Wednesday, January 30, 2002

Last May, hopes were flying high for "Final Fantasy" as producers Chris Lee, left, and Jun Aida, right, flanked director Hironobu Sakaguchi at Square USA's office in Honolulu.

‘Fantasy’ movie
studio to close

Honolulu-based computer animation
pioneer Square USA will fold
in March, laying off 125

By Tim Ryan

"Final Fantasy" became Square USA's final nightmare, ultimately responsible for the impending closing of its $46 million Honolulu studio after five years here.

The promise of the game maker-turned-production company had been touted by Gov. Ben Cayetano and other state and county officials as the wished-for beginnings of a new industry base here.

Square USA's Honolulu studio instead will close March 31, sending its 125 employees, including Jun Aida, "Final Fantasy" executive producer and Hawaii studio president, to the unemployment line.

Though Sony's "Final Fantasy: The Spirit Within" featured the most lifelike animated characters ever produced, the film cost $145 million, generating only $32 million in ticket sales domestically, and $72 million worldwide.

Square may never make another film in Hollywood, sources said.

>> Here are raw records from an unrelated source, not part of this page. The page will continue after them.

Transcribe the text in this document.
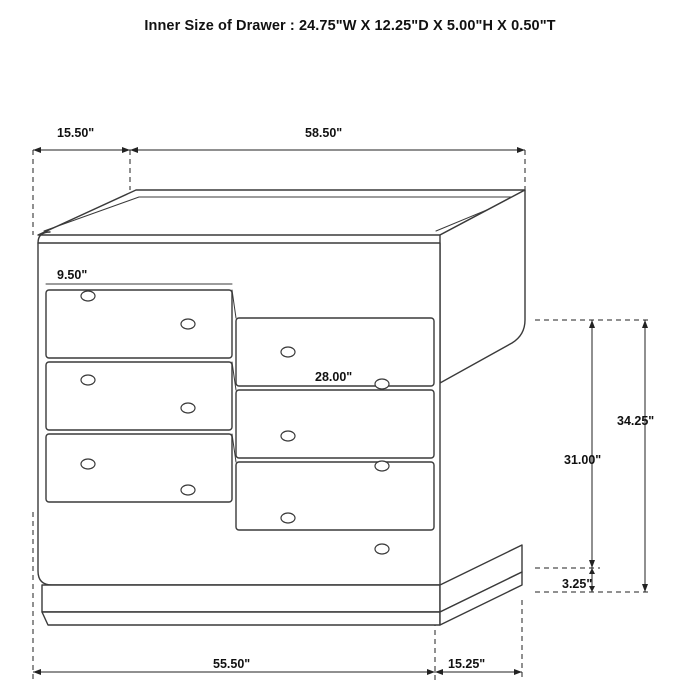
Inner Size of Drawer : 24.75"W X 12.25"D X 5.00"H X 0.50"T
15.50"	58.50"
9.50"
28.00"
34.25"
31.00"
3.25"
55.50"	15.25"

Aida on Monday told employees the studio was shutting down. The Harbor Court studio spent about $1.5 million monthly, and more than $90 million during its five-year tenure in Honolulu, sources said. About 30 percent of the workers here are from Japan, 12 percent are Hawaii residents and the rest from North America, Aida said.

High-tech layoffs

Employees laid off recently by some of Hawaii's major high-tech firms:

>> Square USA: 95, with 125 more expected in March with studio closure
>> Ohana Foundation: 120
>> WorldPoint Interactive: 65

Source: Star-Bulletin

Since September 2001, Aida and Square officials have been talking with major U.S. studios "to partner" with the Honolulu operation in managing the film production side of Square's business.

But the talks were unsuccessful for several reasons, Aida said: The Sept. 11 attacks caused a month's delay, followed by the Thanksgiving and Christmas holidays.

"This was the toughest period to be negotiating a major transaction," Aida told the Star-Bulletin. "We had some serious interests ... but our (deadline) worked against us.

"The state of the economy caused a lot of people to take a wait and see attitude."

Furthermore, parent company Tokyo-based Square Co. wanted an agreement reached "sooner than later," Aida said.

If a partner steps up before the March 31 deadline, the Hawaii studio still could be saved, Aida indicated.

Earlier this month, Square renegotiated its contract with the state for use of the new sound stage at the Hawaii Film Studio that allows the state to give the company 30-days' notice to allow another company use of the facility.

The "Man of War" production starring Bruce Willis wants to use the studio beginning in mid-March.

Aida said "Final Fantasy" could have produced more revenue if had not opened in July 2001, competing with several other major film premieres.

"Then I think our options would have been different," he said.

"Some day" the entertainment industry will view "Final Fantasy" as a significant technological advance, Aida said.

"For Hawaii we were a success story," he added. "I believe we put Honolulu on the map as far as CG (computer graphics) industries is concerned."

A Square subsidiary may use the "Final Fantasy" software in video games, and there are discussions with an unnamed mainland company to market at least part of the software package to the entertainment industry, Aida said.

While Aida has been searching for a partner, the Honolulu studio also has been secretly working on the Warner Bros. $150-million "Matrix" sequel, producing 10 minutes of computer graphic animation for the trailer. The Hawaii-produced segment will not be used in the actual film, Aida said.

State officials are "deeply saddened" by Square's announcement, said Donne Dawson, Hawaii film manager.

"We appreciate Square's immense contributions to the community, and revolutionary CG achievements for the industry," she said. "We hope that ... technology ... helps Hawaii attract other business.

"Several Hawaii residents have had an incredible opportunity to work for this company, gain experience and stay at home."